By corollary, this also provides an answer to the increasingly often asked question, “if the Romans could build such durable concrete structures, why don’t we do what they did?”. Among a large number of contributing factors (including survivorship bias in considering the Roman structures we can observe today), the fact that Roman concrete construction did not include embedded steel is an essential difference between their materials and modern reinforced concretes. Modern engineering and architecture rely very heavily on the enormous improvements in flexural and tensile strength that are granted through the design of reinforced concrete as a composite material, and it is not feasible to revert to Roman methods which did not bring these advantages.

Another complicating factor in this question is that the existing level of understanding of steel corrosion in concrete is incomplete and subject to mismatch between laboratory and field data, and in need of very significant research investment to develop the depth of insight that is needed to fully support modern engineering practice11. The probabilistic aspects of corrosion-induced failure are essential—prediction of the service life of a reinforced concrete element can actually be undertaken with some accuracy, at least in a probabilistic sense, via setting a performance basis and a specified percentage risk of failure12 as a criterion for defining the end of service life and the need for an intervention to assess, repair, replace or retrofit. However, because the allowable failure percentages are very low for safety-critical engineering elements11,13 the majority of interventions will be applied to elements that are still in a safe and functional condition—which then leads to the discussion of “why are we wasting money to fix things that don’t need fixing?”, and motivates the need for greatly improved non-destructive testing protocols to assess which elements do actually need engineering intervention. In the case of the UK’s RAAC issues, the identification of which panels are in need of intervention has been complicated by the limitations in applying standard concrete assessment techniques (e.g. coring, covermeters, and radar-based techniques) to foamed materials and in the presence of thermally insulating layers that may be backed by metallic foils, and in locations that may contain asbestos4.

Concluding comments

It is in many ways obvious—and yet also bears regular repetition—that to be able to truly solve a problem, one must first understand its causes. Unfortunately, a piecemeal approach to investment in research into the durability of concrete and concrete elements (including related skills and infrastructure) in many parts of the world means that there are important fundamental pieces of science that do not yet exist, in support of the engineering that critically needs to be done in service of human society.
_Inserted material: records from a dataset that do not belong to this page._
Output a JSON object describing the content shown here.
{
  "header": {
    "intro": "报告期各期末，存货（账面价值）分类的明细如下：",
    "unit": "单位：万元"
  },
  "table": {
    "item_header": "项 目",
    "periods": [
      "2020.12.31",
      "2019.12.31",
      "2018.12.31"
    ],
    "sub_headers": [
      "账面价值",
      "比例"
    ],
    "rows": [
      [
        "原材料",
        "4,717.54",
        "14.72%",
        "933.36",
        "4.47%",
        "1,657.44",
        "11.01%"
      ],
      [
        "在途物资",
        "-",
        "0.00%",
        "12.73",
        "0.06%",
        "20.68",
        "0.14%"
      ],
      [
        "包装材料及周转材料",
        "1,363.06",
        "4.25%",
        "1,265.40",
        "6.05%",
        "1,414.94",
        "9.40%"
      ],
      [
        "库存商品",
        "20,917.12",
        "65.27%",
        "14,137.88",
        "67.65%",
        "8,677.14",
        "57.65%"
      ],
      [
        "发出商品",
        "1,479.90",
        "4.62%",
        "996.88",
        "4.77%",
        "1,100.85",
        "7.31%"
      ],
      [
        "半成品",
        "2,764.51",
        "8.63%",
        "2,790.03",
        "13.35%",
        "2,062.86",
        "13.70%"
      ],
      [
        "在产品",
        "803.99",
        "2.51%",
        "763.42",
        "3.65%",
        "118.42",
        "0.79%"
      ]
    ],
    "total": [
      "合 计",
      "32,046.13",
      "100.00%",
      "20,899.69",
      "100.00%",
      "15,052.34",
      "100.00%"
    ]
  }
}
In many ways, the conclusions reached here mirror those of the 1987 U.S. National Research Council report entitled “Concrete Durability: A Multibillion Dollar Opportunity”14. Considering that 35 years have passed since the publication of that report and that both the digital revolution and the prominence of climate change in the public eye have so vastly changed how research (and society more broadly) operate, it is striking to see how its core messages remain so relevant. We must obviously design materials that are resilient to climate change—both in service and in their impact on the environment during production—and these efforts must also result in materials that are provably durable in the form of a reinforced concrete composite.
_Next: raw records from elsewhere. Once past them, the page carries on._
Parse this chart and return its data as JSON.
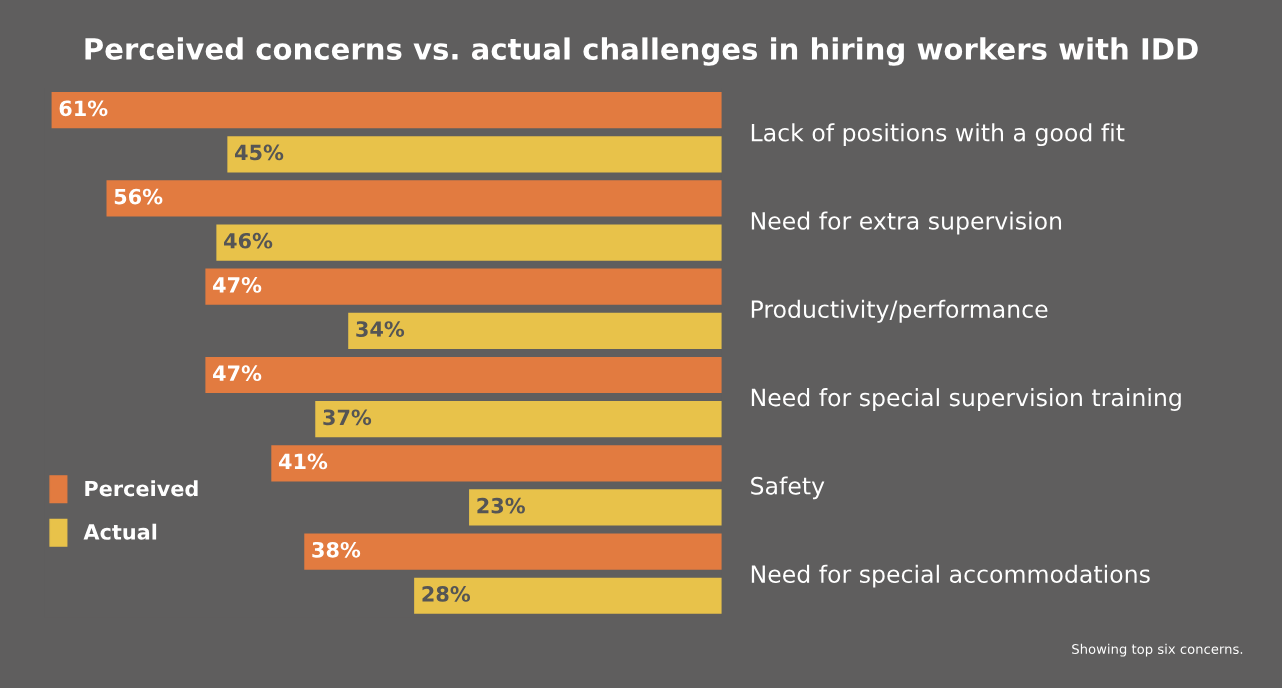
{
  "chart_data": {
    "type": "bar",
    "orientation": "horizontal",
    "title": "Perceived concerns vs. actual challenges in hiring workers with IDD",
    "categories": [
      "Lack of positions with a good fit",
      "Need for extra supervision",
      "Productivity/performance",
      "Need for special supervision training",
      "Safety",
      "Need for special accommodations"
    ],
    "series": [
      {
        "name": "Perceived",
        "color": "#e27b40",
        "values": [
          61,
          56,
          47,
          47,
          41,
          38
        ],
        "value_labels": [
          "61%",
          "56%",
          "47%",
          "47%",
          "41%",
          "38%"
        ]
      },
      {
        "name": "Actual",
        "color": "#e8c24a",
        "values": [
          45,
          46,
          34,
          37,
          23,
          28
        ],
        "value_labels": [
          "45%",
          "46%",
          "34%",
          "37%",
          "23%",
          "28%"
        ]
      }
    ],
    "legend": "bottom left",
    "annotations": [
      "Showing top six concerns."
    ]
  }
}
The key message of this Comment is that materials don’t last forever; particularly composite materials with steel in them—and reinforced concrete is a composite with steel in it—and we need better tools (physical and intellectual) to enable us to more appropriately and efficiently solve key materials durability problems before, rather than after, they cause harm to people.

Preventative maintenance on structures and elements that have reached the end of their defined (or designed) service life may be expensive and disruptive—but if it is not done, we get catastrophic failures instead. So, it costs enormously more (and without even mentioning the enormous human cost of some structural failures!) to ignore materials science and engineering than it does to fund it properly, and to intervene when intervention is first needed.